At least that’s the picture I get from the list of my own best-read columns from 2019, helpfully compiled by our web staff, which uses all sorts of statistical services called web metrics. In my early journalism years, print metrics were vaguer and came long after things were published. Today we have as-it-happens reporting on what people are clicking on and how long they’re sticking with a story.

My most-read pieces had to do with the weird happenings in the federal workplace, now surprisingly. A year which started out with half the government under a lapse in appropriations led to my No. 1 column, concerning the contrasting ways in which agency heads welcomed back the rank and file who were furloughed. NASA gave employees a classy letter with lots of information. Interior sent them what I called “pleasant blather.”

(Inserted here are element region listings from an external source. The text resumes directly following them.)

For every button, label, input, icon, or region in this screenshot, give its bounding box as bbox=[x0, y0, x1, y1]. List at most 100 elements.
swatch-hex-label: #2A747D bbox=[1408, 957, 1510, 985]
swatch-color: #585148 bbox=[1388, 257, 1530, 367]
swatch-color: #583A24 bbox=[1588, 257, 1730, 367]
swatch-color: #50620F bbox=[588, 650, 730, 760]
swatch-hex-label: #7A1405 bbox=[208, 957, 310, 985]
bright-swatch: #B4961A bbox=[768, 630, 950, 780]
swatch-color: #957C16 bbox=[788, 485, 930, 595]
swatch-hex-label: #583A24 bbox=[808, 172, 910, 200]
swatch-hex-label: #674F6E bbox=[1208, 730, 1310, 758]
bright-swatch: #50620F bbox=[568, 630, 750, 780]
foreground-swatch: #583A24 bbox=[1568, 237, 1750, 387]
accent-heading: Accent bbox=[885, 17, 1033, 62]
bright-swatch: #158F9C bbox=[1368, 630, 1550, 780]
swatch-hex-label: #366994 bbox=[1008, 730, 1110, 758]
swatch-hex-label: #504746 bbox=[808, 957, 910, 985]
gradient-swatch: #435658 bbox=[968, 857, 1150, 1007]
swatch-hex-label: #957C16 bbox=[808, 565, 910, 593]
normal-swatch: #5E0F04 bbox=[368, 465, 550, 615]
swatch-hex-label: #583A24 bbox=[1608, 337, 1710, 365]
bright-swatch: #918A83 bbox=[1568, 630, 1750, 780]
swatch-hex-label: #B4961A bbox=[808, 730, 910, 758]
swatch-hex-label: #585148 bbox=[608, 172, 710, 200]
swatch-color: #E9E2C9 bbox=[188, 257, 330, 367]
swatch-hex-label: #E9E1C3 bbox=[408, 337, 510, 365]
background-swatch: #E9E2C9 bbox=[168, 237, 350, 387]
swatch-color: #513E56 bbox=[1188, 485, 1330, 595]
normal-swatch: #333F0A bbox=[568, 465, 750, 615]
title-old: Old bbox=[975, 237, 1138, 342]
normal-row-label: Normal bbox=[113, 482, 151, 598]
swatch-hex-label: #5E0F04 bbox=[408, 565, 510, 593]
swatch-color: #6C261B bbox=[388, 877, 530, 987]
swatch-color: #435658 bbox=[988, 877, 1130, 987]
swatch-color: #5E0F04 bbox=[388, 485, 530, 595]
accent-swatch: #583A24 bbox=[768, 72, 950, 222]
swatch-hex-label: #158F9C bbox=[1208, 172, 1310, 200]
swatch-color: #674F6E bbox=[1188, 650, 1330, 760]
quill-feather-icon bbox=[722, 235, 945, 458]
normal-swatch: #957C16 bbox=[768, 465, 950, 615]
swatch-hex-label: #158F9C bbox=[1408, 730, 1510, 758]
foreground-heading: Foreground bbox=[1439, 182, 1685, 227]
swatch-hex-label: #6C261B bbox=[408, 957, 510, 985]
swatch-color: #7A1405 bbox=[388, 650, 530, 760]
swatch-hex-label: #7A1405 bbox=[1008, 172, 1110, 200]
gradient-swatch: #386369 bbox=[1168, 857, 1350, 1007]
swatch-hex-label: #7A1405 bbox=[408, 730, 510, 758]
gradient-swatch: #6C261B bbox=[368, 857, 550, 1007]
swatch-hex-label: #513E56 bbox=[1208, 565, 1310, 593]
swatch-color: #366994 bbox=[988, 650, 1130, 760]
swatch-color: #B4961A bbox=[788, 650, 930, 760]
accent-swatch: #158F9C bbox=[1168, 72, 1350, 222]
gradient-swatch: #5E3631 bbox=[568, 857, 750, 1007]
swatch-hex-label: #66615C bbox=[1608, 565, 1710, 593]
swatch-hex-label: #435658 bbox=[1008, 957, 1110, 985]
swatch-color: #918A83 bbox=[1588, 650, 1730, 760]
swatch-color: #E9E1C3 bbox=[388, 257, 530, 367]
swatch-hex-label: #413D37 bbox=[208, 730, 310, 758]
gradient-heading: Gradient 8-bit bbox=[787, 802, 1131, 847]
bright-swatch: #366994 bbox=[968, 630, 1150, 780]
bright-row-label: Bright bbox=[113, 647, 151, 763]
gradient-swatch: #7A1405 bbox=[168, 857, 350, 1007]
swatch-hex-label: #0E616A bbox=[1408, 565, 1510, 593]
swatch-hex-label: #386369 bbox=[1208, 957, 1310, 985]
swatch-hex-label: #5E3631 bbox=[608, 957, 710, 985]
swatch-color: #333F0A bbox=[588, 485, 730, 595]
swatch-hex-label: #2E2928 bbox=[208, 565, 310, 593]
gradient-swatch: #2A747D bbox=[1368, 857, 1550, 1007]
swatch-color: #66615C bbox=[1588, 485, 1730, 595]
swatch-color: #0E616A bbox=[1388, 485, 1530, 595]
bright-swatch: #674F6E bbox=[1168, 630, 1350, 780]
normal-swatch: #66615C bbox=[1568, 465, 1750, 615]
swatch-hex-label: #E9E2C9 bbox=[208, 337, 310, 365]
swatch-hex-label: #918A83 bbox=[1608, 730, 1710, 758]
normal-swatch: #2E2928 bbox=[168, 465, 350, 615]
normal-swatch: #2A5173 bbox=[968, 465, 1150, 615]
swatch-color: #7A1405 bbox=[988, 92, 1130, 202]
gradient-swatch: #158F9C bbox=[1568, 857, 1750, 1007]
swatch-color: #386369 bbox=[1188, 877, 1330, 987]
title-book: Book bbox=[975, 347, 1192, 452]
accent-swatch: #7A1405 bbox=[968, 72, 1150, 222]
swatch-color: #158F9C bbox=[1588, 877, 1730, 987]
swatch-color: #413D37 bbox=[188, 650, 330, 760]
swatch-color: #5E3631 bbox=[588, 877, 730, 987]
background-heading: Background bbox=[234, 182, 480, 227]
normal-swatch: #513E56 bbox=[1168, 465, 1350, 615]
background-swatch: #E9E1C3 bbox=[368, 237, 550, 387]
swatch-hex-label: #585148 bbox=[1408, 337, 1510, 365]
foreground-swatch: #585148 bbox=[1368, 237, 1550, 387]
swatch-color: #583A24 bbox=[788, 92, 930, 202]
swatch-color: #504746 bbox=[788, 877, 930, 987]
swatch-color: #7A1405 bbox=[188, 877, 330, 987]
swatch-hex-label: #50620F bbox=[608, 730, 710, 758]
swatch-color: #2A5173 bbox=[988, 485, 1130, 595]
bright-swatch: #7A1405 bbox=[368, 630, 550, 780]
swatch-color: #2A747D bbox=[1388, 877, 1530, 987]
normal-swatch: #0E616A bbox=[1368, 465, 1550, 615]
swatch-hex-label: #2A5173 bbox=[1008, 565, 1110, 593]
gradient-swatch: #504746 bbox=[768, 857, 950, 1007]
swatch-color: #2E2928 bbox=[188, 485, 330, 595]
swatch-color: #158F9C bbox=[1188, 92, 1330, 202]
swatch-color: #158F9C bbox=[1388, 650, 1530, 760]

Readers devoured anything having to do with government reorganization, for which the Trump administration pushed hard on many fronts. My headline for second-best-read column referenced the figurative ginsu knives being applied to the Office of Personnel Management. Congress and the president did agree to carve out OPM’s security background investigation function and re-attach it to the Defense Department. But they’re stuck in stalemate with respect to moving the rest of OPM into the General Services Administration, like the chicken in a turducken.

Nearly as popular was my fourth-read column on the administration’s push to move certain small agencies out of Washington, D.C. I’d interviewed Alan Berube, a thinker at the Brookings Institution. His contention was that you could make the case for moving government units, given that more than two thirds of federal employees already live and work outside of the capital region. But he said a far-fetched bill to move whole departments, proposed by Senators Josh Hawley (R-Mo.) and Marsh Blackburn (R-Tenn) might not be the best approach.

The proposed move of BLM and the actual moves of two small Agriculture Department bureaus bring to mind playing tug-of-war with a towel and a dog — a stalemate neither side wants to concede. Yeah, the Economic Research Bureau and the National Institute of Food and Agriculture moved their headquarters technically, and under cattle prod. But very few of the people actually relocated to Kansas City so as best anyone can tell USDA Secretary Sonny Purdue won a phyrric victory.

Tug-of-war seemed to fit the subject of my third-best-read column, concerning the Defense Department’s JEDI cloud computing acquisition. This one has had more bizarre turns than a funhouse, and it involves two of the biggest and most famous companies in tech. First JEDI was supposed to be wired for Amazon. When Microsoft won, Amazon protested, claiming it, Amazon, is on the losing end of politics. Now that it’s in the U.S. Court of Federal Claims, the case will take months, perhaps more than a year to settle.

Whistleblowing is a perennial hot topic for federal employees, really anyone in the federal complex. Most people feel at one time or another that the higher-ups are up to no good. I’ll wrap with my fifth most read column. It covered a State Department inspector general’s report on whistleblower retaliation. The report was alike a primer on what not to do.

I expect to keep writing about these topics in 2020, because they’ll keep coming up. Over the holiday I was at a brunch also attended by a now-retired but long-time federal official who is something of an expert in public administration. He said that after a long time, he started feeling like the stories of federal management travails sounded like broken records, or reruns maybe.

Yes the issues do keep coming ’round, perhaps. Still, they’re never exactly the same. As an opera fan, I’ve heard the Magic Flute, Carmen and Madame Butterfly and others several times each. I never get bored with them either.